A pure, strong, true, unflinching love that never questions or doubts. A love that willingly risks all to reach out and save another. This is the sort of love depicted on the screen so expertly by Nolan, which is perhaps why I so enjoy his movies. He seems to get to the deep stuff without one necessarily being conscious of it. It is like he creeps up on you and before you know it, you are being emotionally stirred in all kinds of surprising and unexpected ways.
And yet the ultimate challenge I take from this movie is perhaps surprisingly my own willingness and readiness to die. Now of course, this is not a popular subject in a culture that is often outright offended at the mere mention of death, and yet in Nolan’s film it is the acceptance, inevitability and normality of death, as a uniting and grace inducing facet of life during World War 2, that causes me to reflect afresh on the subject.
In seeking to accept the inevitability of death, in living each day acutely aware that each day is grace, and each day that I have enough is a gift, I am perhaps ready to relinquish my grip on my life, and instead take up with open hands the call to wholeheartedly love.
Lately, I have been getting into a habit of giving thanks for having enough. So far in my near 36 years on this planet, I have always had enough, and I am deeply grateful for that. I think I am also learning that my “enough” is not as much as I had perhaps otherwise been lead to believe in my predominantly white middle-class British existence thus far. And yet as I discipline myself to be grateful for having enough each day, I am simultaneously confronted that a day will come when I will not have enough to live another day. One day the breath in my lungs will cease, and my body will be committed to the elements.
It is this perhaps bleak and sobering realisation that causes death to be normalised, and can in fact cause it to become a unifying trait, simply because we all share death in common. This causes me to reflect on that one verse in Matthew 16:25 where Christ says “For whoever wishes to save his life will lose it; but whoever loses his life for My sake will find it” In seeking to accept the inevitability of death, in living each day acutely aware that each day is grace, and each day that I have enough is a gift, I am perhaps ready to relinquish my grip on my life, and instead take up with open hands the call to wholeheartedly love. To selflessly and open-handedly reach out to those in need, to those who may live without hope, without assurance, without “enough” to get through this day.
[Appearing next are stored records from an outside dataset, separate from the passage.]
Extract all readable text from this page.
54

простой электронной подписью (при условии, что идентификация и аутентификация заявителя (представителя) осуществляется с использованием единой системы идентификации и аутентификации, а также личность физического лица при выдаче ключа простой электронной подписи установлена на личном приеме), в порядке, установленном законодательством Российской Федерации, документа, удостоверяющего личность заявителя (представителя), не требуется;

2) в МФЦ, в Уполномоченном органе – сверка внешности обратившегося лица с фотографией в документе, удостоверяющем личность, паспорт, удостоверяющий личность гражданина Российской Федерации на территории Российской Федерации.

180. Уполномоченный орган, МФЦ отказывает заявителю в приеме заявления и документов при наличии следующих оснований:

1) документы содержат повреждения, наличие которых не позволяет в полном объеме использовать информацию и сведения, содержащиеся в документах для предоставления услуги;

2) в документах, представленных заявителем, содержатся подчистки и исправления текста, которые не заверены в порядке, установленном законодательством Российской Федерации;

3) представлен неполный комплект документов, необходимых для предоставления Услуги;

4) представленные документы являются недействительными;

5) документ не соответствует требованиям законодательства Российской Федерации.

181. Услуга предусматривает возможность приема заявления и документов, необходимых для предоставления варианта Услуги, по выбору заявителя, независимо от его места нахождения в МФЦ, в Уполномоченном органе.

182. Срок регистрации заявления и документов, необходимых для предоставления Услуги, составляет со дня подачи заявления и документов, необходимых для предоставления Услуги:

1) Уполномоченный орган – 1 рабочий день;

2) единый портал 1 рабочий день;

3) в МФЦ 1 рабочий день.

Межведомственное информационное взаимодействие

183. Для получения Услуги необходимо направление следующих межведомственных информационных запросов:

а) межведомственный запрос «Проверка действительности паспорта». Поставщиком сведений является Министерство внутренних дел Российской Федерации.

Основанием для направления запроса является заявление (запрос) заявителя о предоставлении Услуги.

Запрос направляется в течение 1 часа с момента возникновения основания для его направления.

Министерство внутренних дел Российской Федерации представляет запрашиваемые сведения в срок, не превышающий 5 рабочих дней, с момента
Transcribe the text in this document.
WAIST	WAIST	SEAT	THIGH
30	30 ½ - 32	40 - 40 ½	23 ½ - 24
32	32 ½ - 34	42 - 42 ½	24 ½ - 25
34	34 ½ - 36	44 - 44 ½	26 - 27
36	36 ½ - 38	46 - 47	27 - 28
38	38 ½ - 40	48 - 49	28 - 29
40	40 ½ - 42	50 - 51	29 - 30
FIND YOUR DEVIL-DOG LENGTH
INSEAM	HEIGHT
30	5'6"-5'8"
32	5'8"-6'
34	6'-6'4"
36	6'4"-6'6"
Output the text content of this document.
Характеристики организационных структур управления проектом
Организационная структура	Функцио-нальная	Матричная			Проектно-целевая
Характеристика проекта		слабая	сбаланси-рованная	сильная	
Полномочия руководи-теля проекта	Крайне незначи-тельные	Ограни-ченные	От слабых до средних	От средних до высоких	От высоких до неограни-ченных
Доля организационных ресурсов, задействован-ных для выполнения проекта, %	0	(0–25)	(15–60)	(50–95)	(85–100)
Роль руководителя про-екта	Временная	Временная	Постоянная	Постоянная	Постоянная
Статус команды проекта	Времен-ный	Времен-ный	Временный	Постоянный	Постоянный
In Dunkirk, we see this call to reach out in love captured so beautifully again and again. The picture of very ordinary people, using their ordinary boats, risking their very lives at every turn, just to have a chance to reach out and offer life and hope to those who would otherwise perish, profoundly resonates with the mission of the local church. It is not glamorous, and it is understated in the eyes of many, but it is also glorious. It is stunning, and to me, it speaks of the self-sacrificial love of God, embodied in His glorious Son, who gave all he possessed to rescue us from isolation and death.
As a masterfully told story, Dunkirk challenges our belief in humanity, by highlighting the very ordinary people who actually risked their lives that they might have the slimmest chance of saving others. But even more than this, I believe Dunkirk reminds us that there is nothing more powerful, more glorious, and more needed than a strong and assured love, a relentless and unfailing love, a love strong enough to rescue us from those that would seek to plunder, kill and destroy us. To know this love is indeed to say that “today, I have enough”.